Get out of this gods forsaken country that thinks with its crucifix and not its brain. Canada is a great place to live, and since Miss Marie is a loyal subject of Her Royal Majesty Queen Elizabeth II, who happens to be monarch-in-right of Canada and of New Zealand, should have little trouble getting there.
As an American citizen, Steph should have little trouble getting there, either. I look forward to hosting a party for them in any Canadian city of their choice to celebrate their reunion, should they wish it.
And if Steph reads this, I hope she understands what a precarious position I was in the week before the last time we spoke. Marie had confided in me in great detail, and I felt a duty to hold that in confidence. I also felt a duty to the both of you to stop any mistakes that I could see that you couldn't.

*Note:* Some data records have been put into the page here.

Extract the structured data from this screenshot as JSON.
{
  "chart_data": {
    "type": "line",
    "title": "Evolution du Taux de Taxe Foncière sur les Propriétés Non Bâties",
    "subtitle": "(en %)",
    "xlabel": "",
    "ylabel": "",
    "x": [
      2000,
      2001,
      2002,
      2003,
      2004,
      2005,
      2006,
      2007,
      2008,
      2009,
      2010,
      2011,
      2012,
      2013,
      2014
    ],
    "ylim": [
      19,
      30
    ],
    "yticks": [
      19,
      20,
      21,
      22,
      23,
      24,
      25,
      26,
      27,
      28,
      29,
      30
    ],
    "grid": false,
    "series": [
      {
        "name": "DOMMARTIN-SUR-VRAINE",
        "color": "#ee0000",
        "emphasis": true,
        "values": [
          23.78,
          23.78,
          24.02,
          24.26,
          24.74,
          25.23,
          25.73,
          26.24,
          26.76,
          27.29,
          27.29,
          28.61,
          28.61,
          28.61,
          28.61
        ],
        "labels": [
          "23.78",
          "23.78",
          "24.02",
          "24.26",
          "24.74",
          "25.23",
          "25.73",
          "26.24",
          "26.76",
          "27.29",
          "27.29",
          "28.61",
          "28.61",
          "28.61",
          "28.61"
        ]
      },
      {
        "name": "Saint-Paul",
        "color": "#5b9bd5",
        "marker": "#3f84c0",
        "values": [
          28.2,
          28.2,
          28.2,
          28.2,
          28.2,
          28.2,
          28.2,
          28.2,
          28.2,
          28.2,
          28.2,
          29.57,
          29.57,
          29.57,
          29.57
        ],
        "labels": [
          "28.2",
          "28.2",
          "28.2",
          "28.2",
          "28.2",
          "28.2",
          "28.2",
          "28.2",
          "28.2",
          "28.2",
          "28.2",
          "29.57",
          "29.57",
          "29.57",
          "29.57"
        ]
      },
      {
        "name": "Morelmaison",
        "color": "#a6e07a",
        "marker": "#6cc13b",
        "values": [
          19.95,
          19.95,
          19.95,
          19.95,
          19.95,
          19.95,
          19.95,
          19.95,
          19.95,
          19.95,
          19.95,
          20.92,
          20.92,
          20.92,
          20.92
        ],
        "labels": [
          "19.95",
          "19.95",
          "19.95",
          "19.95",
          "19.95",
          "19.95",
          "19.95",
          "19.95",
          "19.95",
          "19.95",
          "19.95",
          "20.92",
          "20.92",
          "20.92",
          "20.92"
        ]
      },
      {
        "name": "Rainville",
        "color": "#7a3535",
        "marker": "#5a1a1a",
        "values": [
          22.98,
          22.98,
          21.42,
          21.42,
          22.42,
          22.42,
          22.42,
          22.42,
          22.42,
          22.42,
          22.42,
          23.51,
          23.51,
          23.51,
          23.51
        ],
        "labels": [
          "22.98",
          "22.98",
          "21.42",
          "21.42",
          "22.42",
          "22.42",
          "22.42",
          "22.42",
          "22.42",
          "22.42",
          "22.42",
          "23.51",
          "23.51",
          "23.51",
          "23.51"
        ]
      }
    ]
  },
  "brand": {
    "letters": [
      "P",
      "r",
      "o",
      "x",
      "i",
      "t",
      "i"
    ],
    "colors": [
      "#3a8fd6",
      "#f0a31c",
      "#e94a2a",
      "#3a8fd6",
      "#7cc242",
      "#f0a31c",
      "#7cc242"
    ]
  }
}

I'll relate a story I once heard somewhere, though I don't remember where. A priest was hearing confession from people prior to a mass that evening, and among others, he heard confession from someone who said they poisoned the sacramental wine. He finished the confession as is customary, but once he was finished, he had a conflict- if he didn't say something, the entire congregation would die. If he did say something, he would be violating the sanctity of the confession. After a couple of hours of internal struggle about what to do, he came up with a simple solution- he drank the wine.
I did the only thing I could without violating any of the trusts I saw placed in me- what you spoke wasn't, to my knowledge, spoken in confidence. I did the only thing I could think of to fulfil what I thought of as my duty to be a friend to the both of you. If what I did was wrong, I'm sorry. I had to do something, though, so I drank the wine.
Drop me a line sometime. I'm sure you can find me. I think of you often and I miss talking to you. -Morgan.